Post by: TEH boob on December 04, 2013, 08:00:27 AM
Do people still go by the 2 or 3 month's salary rule?

That rule is fucking ridiculous. Most women just use their big rings to show off to other women...you're spending 25k for a woman to compensate for her figurative small penis
Title: Re: Wedding Bands?
Post by: ProudVirgin69 on December 04, 2013, 08:35:48 AM
if I drop $4k on a 2ct princess cut vvs in 18k white gold, she better fucking wear it! lol

Wedding band, not engagement ring
Title: Re: Wedding Bands?
Post by: Victor VonDoom on December 04, 2013, 08:35:55 AM
How many of you broski's wear wedding bands? My girlfriend says its a must that I wear one when we tie the knot. I say "hell no".

Wear the ring. Among other things, marriage is buying into convention. You do not do that and then pretend like you are some rebel by refusing to wear a ring.  If you don't want to wear a ring, do not get married (to her or any other woman who expects you to wear a ring).  You can take off your ring when you train or as otherwise necessary for a specific task, but why get married if you do not want to adhere to the conventions of marriage?  As noted previously, marriage is about negotiation and compromise.  The ring has come to symbolize the marriage vow.  Why make it if you are not all in?  If she wants you to wear it, you absolutely should.

Bah!
Title: Re: Wedding Bands?
Post by: SamoanIrishman on December 04, 2013, 08:50:19 AM
I get shit all the time from my mom and wife about it.  I wear it for dinners and big events (when I remember). I train 6-7 days a week and am just active in general.  The ring just isn't practical. Try and train back wearing a ring

this because I also happen to not be into jewelry period. Not even a watch.

 I told her to just go on Amazon and buy 1 of the carbon fiber rings once a month since they are cheap if it's that important to her but then she thought to herself and figured she isn't that insecure on a daily basis but does want me to wear my nice ring (and fancy watch) when we go out to nice places and events etc..

both the ring and watch annoy me but she compromised so I wear it as requested when we go out somewhere nice.

Title: Re: Wedding Bands?
Post by: snx on December 04, 2013, 08:52:10 AM
-I've had it with your shit.  I'm going out and coming home late, blind drunk.

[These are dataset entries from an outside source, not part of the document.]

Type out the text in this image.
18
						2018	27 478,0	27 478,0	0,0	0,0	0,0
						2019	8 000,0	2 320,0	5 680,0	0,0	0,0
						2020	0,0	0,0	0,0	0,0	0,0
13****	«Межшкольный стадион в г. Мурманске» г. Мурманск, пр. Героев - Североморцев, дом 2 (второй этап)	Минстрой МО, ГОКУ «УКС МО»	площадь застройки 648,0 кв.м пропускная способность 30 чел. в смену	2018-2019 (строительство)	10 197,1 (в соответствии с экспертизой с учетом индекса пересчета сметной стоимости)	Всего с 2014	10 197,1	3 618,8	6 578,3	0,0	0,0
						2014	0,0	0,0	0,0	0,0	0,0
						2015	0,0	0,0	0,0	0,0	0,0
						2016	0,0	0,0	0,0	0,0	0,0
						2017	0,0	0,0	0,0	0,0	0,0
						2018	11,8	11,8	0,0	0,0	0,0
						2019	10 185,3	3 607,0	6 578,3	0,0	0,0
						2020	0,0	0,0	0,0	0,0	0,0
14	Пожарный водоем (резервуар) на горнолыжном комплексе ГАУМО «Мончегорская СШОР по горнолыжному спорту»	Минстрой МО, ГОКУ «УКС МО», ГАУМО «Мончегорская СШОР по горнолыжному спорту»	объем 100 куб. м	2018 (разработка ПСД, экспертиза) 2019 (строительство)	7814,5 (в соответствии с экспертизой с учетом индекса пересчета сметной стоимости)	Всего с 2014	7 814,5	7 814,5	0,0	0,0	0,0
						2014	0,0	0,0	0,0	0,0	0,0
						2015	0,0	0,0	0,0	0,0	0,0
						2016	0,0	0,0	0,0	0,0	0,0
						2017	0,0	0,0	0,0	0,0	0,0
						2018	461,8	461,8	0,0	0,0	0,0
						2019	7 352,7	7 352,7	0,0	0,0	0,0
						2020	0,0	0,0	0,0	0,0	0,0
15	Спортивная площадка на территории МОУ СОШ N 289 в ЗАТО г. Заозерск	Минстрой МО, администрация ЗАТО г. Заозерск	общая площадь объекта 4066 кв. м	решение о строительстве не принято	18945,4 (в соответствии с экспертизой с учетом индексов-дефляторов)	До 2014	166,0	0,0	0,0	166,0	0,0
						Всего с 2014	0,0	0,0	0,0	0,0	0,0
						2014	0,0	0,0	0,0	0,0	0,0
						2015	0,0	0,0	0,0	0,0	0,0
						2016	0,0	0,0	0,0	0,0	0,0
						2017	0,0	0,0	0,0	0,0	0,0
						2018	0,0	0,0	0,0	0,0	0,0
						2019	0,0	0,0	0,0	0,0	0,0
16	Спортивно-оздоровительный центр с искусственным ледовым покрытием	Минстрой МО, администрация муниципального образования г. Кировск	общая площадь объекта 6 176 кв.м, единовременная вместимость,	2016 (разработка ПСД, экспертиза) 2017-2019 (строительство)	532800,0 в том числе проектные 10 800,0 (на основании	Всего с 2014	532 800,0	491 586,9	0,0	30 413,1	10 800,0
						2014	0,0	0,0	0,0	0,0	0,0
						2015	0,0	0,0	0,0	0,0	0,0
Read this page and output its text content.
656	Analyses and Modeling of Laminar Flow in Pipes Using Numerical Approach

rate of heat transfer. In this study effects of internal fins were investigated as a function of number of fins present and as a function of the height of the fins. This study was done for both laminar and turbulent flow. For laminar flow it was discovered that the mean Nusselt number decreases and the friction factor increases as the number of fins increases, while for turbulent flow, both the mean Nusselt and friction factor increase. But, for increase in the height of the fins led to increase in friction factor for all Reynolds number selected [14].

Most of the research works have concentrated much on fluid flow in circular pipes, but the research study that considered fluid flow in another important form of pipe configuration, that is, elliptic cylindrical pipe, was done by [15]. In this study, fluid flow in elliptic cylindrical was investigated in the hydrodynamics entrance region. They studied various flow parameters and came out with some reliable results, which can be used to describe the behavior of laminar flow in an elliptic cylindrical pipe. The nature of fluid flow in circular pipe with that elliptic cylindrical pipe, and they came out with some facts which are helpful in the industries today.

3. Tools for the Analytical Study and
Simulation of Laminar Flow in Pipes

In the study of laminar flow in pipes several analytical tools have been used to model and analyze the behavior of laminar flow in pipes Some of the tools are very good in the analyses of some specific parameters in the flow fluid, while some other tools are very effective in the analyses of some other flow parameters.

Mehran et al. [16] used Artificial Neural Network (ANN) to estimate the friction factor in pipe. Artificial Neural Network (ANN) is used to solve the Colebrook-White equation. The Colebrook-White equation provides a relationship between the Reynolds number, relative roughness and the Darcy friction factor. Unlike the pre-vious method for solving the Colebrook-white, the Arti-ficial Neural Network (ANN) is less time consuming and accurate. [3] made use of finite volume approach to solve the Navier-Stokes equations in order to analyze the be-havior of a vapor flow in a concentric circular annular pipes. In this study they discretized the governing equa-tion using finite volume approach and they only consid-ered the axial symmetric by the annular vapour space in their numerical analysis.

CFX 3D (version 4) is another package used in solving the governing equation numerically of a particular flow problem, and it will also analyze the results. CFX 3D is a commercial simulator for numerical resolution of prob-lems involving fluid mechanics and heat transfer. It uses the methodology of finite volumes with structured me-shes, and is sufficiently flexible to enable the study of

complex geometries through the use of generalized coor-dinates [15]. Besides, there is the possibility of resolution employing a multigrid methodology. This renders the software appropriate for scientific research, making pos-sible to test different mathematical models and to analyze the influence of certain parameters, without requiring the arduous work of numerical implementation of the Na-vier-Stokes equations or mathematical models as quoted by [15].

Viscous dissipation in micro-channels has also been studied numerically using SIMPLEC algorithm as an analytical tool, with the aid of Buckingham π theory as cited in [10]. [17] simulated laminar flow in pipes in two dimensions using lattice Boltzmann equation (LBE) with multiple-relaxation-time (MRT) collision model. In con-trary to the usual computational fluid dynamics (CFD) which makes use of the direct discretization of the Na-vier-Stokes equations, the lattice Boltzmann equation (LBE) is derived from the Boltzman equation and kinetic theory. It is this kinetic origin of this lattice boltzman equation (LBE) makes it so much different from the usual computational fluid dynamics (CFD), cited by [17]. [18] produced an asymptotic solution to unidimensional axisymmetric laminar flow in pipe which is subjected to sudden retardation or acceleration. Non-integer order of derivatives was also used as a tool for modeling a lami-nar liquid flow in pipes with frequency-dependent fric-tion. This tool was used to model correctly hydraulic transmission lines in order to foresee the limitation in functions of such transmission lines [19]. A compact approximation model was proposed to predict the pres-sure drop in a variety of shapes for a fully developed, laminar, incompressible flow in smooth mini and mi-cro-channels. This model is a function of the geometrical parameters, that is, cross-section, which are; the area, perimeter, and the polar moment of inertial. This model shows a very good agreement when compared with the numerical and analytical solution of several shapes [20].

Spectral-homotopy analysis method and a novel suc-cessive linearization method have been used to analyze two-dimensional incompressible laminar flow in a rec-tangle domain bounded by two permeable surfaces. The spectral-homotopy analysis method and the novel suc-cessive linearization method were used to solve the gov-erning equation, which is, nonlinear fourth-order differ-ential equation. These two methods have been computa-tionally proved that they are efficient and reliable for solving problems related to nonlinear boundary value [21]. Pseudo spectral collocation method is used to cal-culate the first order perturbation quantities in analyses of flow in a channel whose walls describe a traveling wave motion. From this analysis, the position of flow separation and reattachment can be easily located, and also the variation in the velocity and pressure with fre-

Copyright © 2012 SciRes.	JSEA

-Whatever.  Don't steal any road signs with your juvenile retard buddies.

-Bitch I haven't done that in 2 years!

-Btw, we're going to mom's tomorrow for brunch.

-Doh!

My brain intended to say what I wrote. I'm quite sure my mouth said what you wrote. Let's call it a "loose translation".
Title: Re: Wedding Bands?
Post by: YngiweRhoads on December 04, 2013, 09:03:34 AM
marriage  ::)
Title: Re: Wedding Bands?
Post by: SamoanIrishman on December 04, 2013, 09:13:22 AM
I've come dangerously close to just getting a band tattoo'd on.